With the benefit of a decade’s hindsight we can see how these decisions contributed to the sewage and agricultural pollution crisis in our rivers, a crisis that has shaken the fiscal foundations of the water sector and risks billions of pounds of taxpayer money being used for bailouts.  
 

Environmental crisis events can lead to serious economic disruption 

With The Times reporting that the new Defra Secretary of State, Emma Reynolds, has been asked by the Chancellor to do more to ‘cut back on red tape’ and rein in the regulators in her department, the Truss era constitutes a warning beacon. 

Regulations and their implementation can of course be improved, but previous all-out assaults on environmental regulation have failed to produce good economic results. ‘Green tape’ has an important economic function, to provide stability and prevent environmental crisis events which can cause serious economic disruption. As Liz Truss showed with water regulation, the short-term rush of deregulation can lead to a long and costly hangover. 

The Wildlife Trusts will be at Labour Conference next week to provide this warning. We will urge Emma Reynolds at Defra and Steve Reed at MHCLG not to heed the siren voices calling for the weakening of environmental regulations and regulators, and to reject the false premise that environmental sacrifice will magically conjure up economic growth.
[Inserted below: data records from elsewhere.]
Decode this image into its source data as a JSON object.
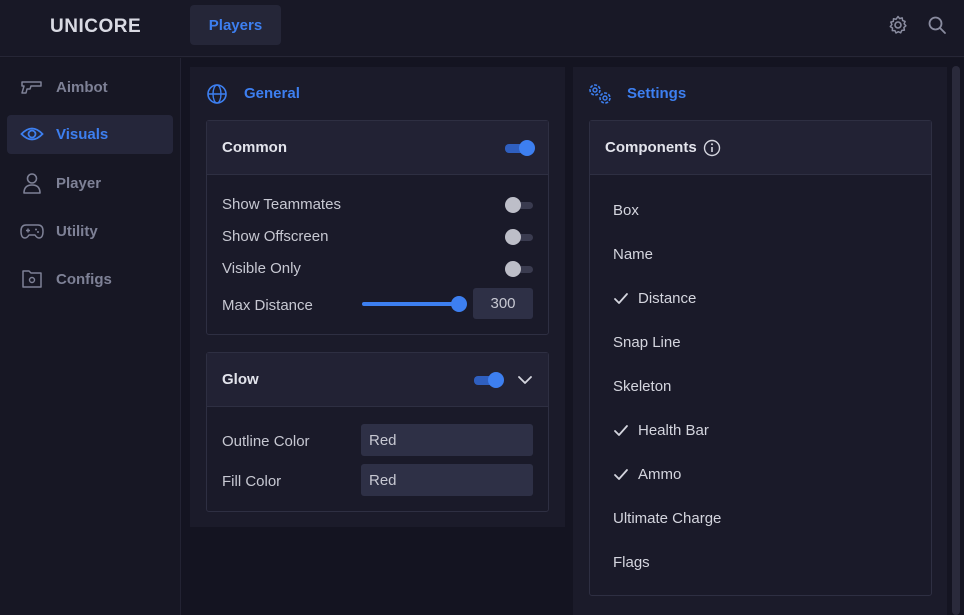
{
  "app": {
    "brand": "UNICORE"
  },
  "topbar": {
    "active_tab": "Players",
    "icons": [
      "gear-icon",
      "search-icon"
    ]
  },
  "sidebar": {
    "items": [
      {
        "label": "Aimbot",
        "icon": "gun-icon",
        "active": false
      },
      {
        "label": "Visuals",
        "icon": "eye-icon",
        "active": true
      },
      {
        "label": "Player",
        "icon": "user-icon",
        "active": false
      },
      {
        "label": "Utility",
        "icon": "gamepad-icon",
        "active": false
      },
      {
        "label": "Configs",
        "icon": "folder-gear-icon",
        "active": false
      }
    ]
  },
  "general": {
    "title": "General",
    "icon": "globe-icon",
    "common": {
      "title": "Common",
      "enabled": true,
      "rows": [
        {
          "label": "Show Teammates",
          "on": false
        },
        {
          "label": "Show Offscreen",
          "on": false
        },
        {
          "label": "Visible Only",
          "on": false
        }
      ],
      "max_distance": {
        "label": "Max Distance",
        "value": "300",
        "fraction": 1.0
      }
    },
    "glow": {
      "title": "Glow",
      "enabled": true,
      "outline_color": {
        "label": "Outline Color",
        "value": "Red"
      },
      "fill_color": {
        "label": "Fill Color",
        "value": "Red"
      }
    }
  },
  "settings": {
    "title": "Settings",
    "icon": "gears-icon",
    "components": {
      "title": "Components",
      "info_icon": "info-icon",
      "items": [
        {
          "label": "Box",
          "checked": false
        },
        {
          "label": "Name",
          "checked": false
        },
        {
          "label": "Distance",
          "checked": true
        },
        {
          "label": "Snap Line",
          "checked": false
        },
        {
          "label": "Skeleton",
          "checked": false
        },
        {
          "label": "Health Bar",
          "checked": true
        },
        {
          "label": "Ammo",
          "checked": true
        },
        {
          "label": "Ultimate Charge",
          "checked": false
        },
        {
          "label": "Flags",
          "checked": false
        }
      ]
    }
  },
  "colors": {
    "accent": "#3d7ff0",
    "background": "#161622",
    "panel": "#1b1b2a"
  }
}
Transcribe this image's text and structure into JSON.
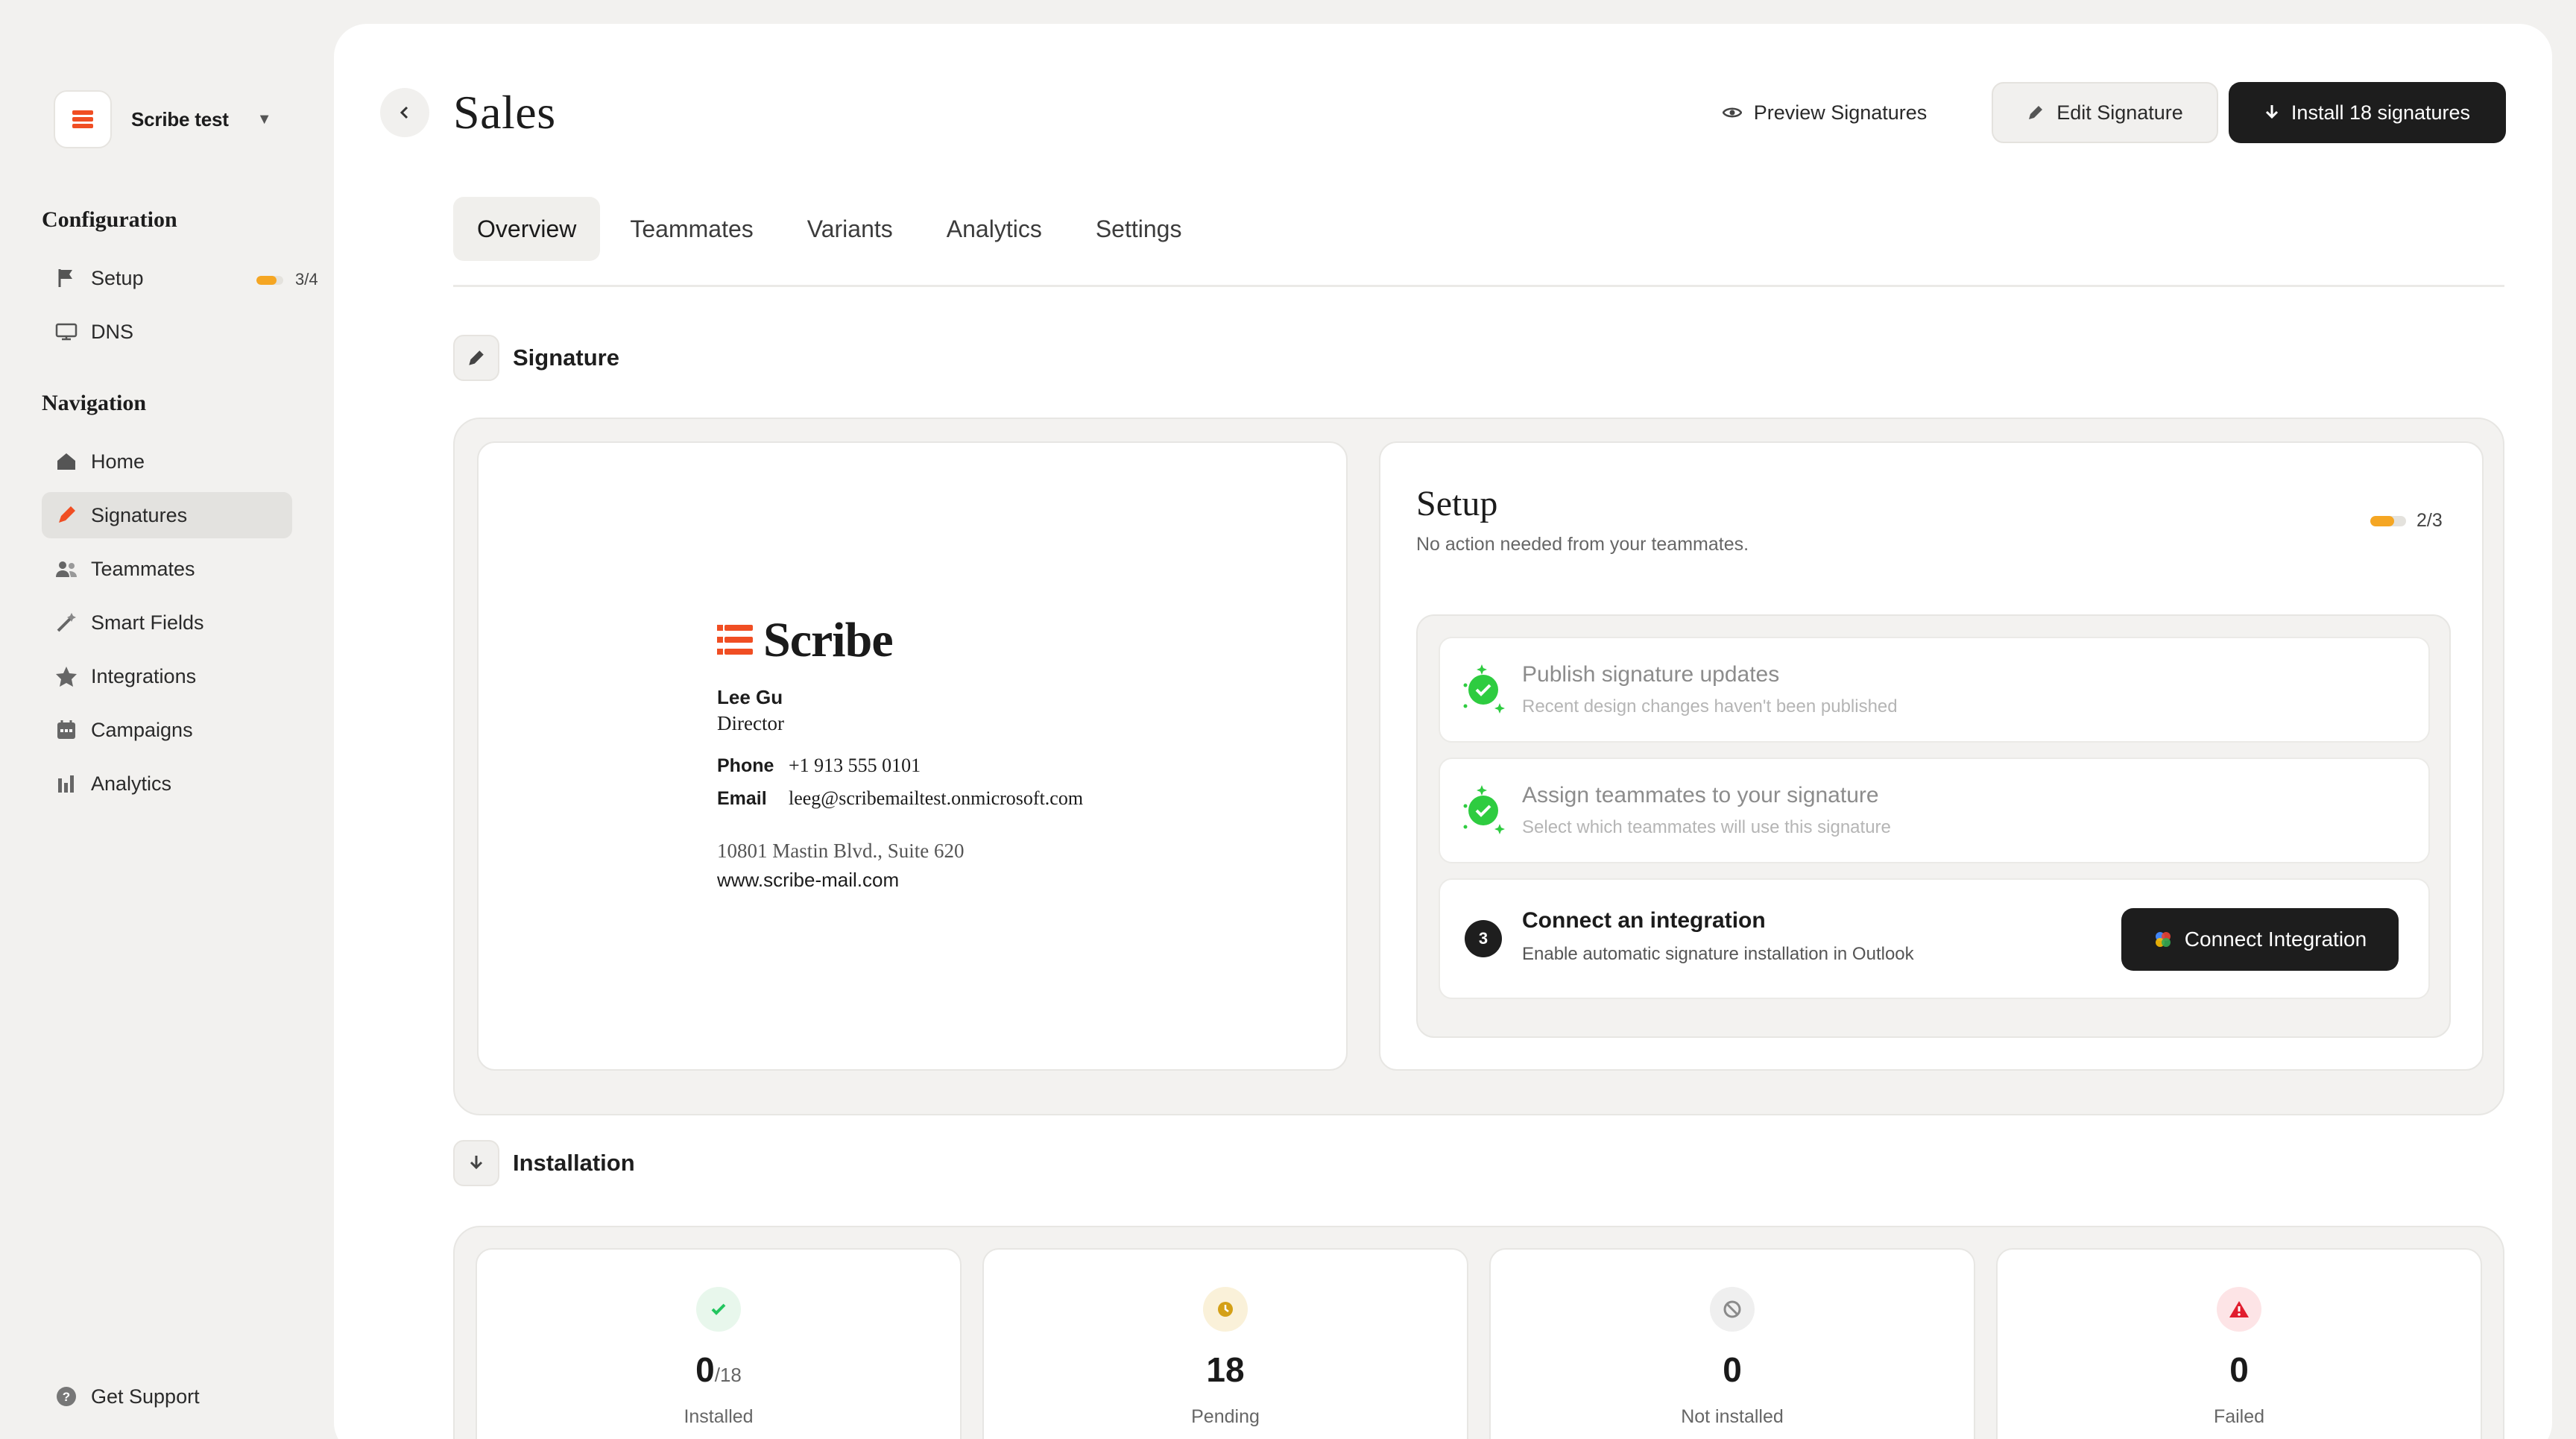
{
  "sidebar": {
    "workspace": {
      "name": "Scribe test"
    },
    "configuration": {
      "title": "Configuration",
      "items": [
        {
          "label": "Setup",
          "icon": "flag-icon",
          "progress_fraction": 0.75,
          "count": "3/4"
        },
        {
          "label": "DNS",
          "icon": "dns-icon"
        }
      ]
    },
    "navigation": {
      "title": "Navigation",
      "items": [
        {
          "label": "Home",
          "icon": "home-icon",
          "active": false
        },
        {
          "label": "Signatures",
          "icon": "pen-icon",
          "active": true
        },
        {
          "label": "Teammates",
          "icon": "users-icon",
          "active": false
        },
        {
          "label": "Smart Fields",
          "icon": "wand-icon",
          "active": false
        },
        {
          "label": "Integrations",
          "icon": "star-icon",
          "active": false
        },
        {
          "label": "Campaigns",
          "icon": "calendar-icon",
          "active": false
        },
        {
          "label": "Analytics",
          "icon": "bar-chart-icon",
          "active": false
        }
      ]
    },
    "support": {
      "label": "Get Support",
      "icon": "help-icon"
    }
  },
  "header": {
    "title": "Sales",
    "preview_label": "Preview Signatures",
    "edit_label": "Edit Signature",
    "install_label": "Install 18 signatures"
  },
  "tabs": [
    {
      "label": "Overview",
      "active": true
    },
    {
      "label": "Teammates",
      "active": false
    },
    {
      "label": "Variants",
      "active": false
    },
    {
      "label": "Analytics",
      "active": false
    },
    {
      "label": "Settings",
      "active": false
    }
  ],
  "signature_section": {
    "title": "Signature",
    "preview": {
      "brand": "Scribe",
      "name": "Lee Gu",
      "job_title": "Director",
      "phone_label": "Phone",
      "phone": "+1 913 555 0101",
      "email_label": "Email",
      "email": "leeg@scribemailtest.onmicrosoft.com",
      "address": "10801 Mastin Blvd., Suite 620",
      "website": "www.scribe-mail.com"
    },
    "setup": {
      "title": "Setup",
      "subtitle": "No action needed from your teammates.",
      "progress_fraction": 0.67,
      "count": "2/3",
      "steps": [
        {
          "title": "Publish signature updates",
          "subtitle": "Recent design changes haven't been published",
          "status": "done"
        },
        {
          "title": "Assign teammates to your signature",
          "subtitle": "Select which teammates will use this signature",
          "status": "done"
        },
        {
          "number": "3",
          "title": "Connect an integration",
          "subtitle": "Enable automatic signature installation in Outlook",
          "status": "todo",
          "button": "Connect Integration"
        }
      ]
    }
  },
  "installation_section": {
    "title": "Installation",
    "stats": [
      {
        "value": "0",
        "suffix": "/18",
        "label": "Installed",
        "icon": "check-circle-icon",
        "color": "#22c55e"
      },
      {
        "value": "18",
        "suffix": "",
        "label": "Pending",
        "icon": "clock-icon",
        "color": "#d4a017"
      },
      {
        "value": "0",
        "suffix": "",
        "label": "Not installed",
        "icon": "ban-icon",
        "color": "#8a8a8a"
      },
      {
        "value": "0",
        "suffix": "",
        "label": "Failed",
        "icon": "warning-icon",
        "color": "#e11d2e"
      }
    ]
  },
  "colors": {
    "accent": "#f04e23",
    "dark_button": "#1d1d1d",
    "progress": "#f5a623",
    "success": "#22c55e"
  }
}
With rumours that the Planning and Infrastructure Bill could be shortly amended to weaken protections for National Parks, making the Bill even more worrying for nature, this message is urgent. 

Most of all, we will remind Ministers of the wisdom of their leader’s 2023 speech. The little joys in life matter, including the wild ones – the family days out in nature reserves, the picnics at scenic spots, the holidays in National Parks. 

An attack on nature regulations is an attack on the safeguards that make these happy days possible. With every diminishment of these wildlife-protecting, happiness-giving environmental regulations, a little bit more of our collective joy is whittled away.